On our backend’s application side, we also checked the number of calls per second was going down while it was going up on Compute at-edge. In practice, it went down to 0 for the /live/
route, and remained stable or even went up for other routes, as there were more users browsing the catalog.
Conclusion
With this approach to generating personalized layouts at-edge for the /live/
route, users of our platform have been able to enjoy the competition without any hiccup!
- We personalized millions of live layout on the CDN at-edge, using Fastly Compute, enabling both users and customers to experience pretty much all features of the platform.
- Our backend BFF and other APIs have not been overloaded. They have been fully operational to serve requests for users browsing the catalog or starting videos on demand.

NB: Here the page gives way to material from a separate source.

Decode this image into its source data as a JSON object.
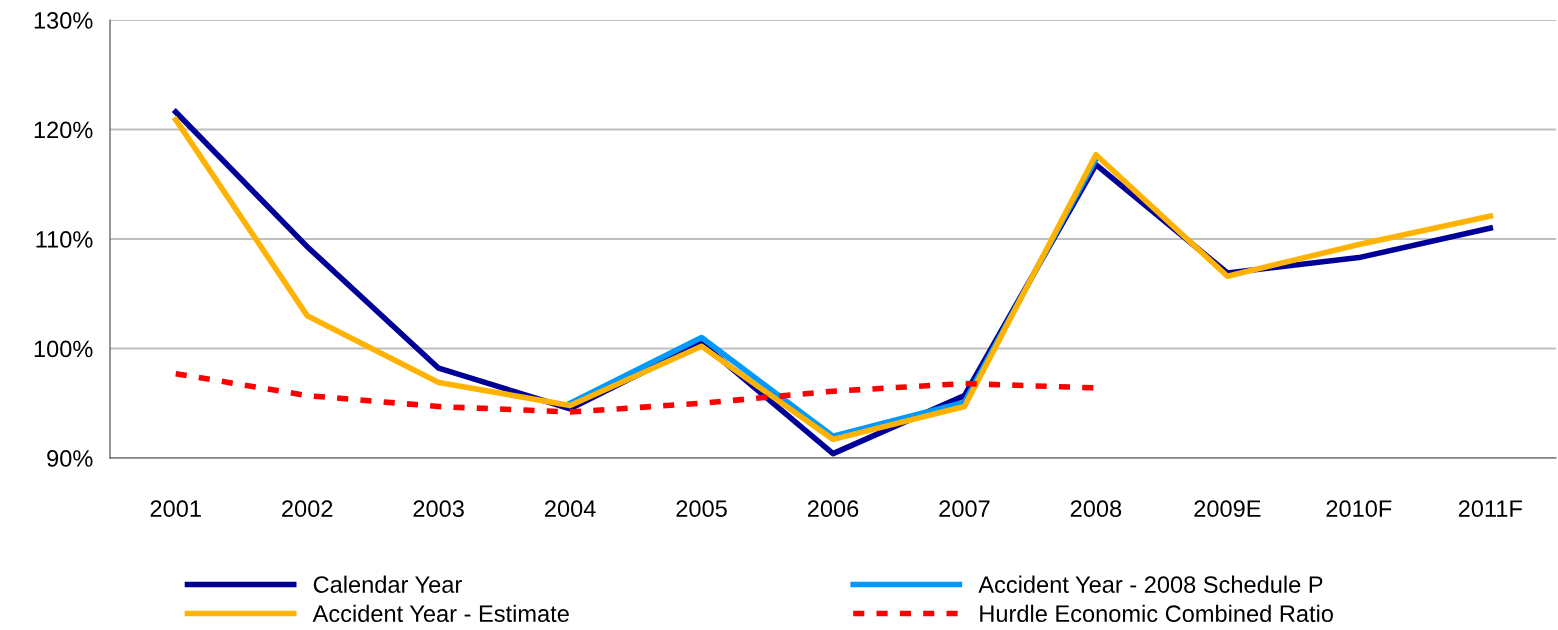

And this proved edge computing is a viable option to implement some features of our platform. More than this, though, it proved we can separate our BFF software into several smaller parts, which is one of the major ideas we will implement next year while re-architecturing it.
What are the next steps, then?
- First, use Compute at-edge to serve a couple other highly-solicited routes.
- And, for the
/live/
route, implement a few use-cases that were not required for this competition, in order to use Fastly Compute for this route all the time!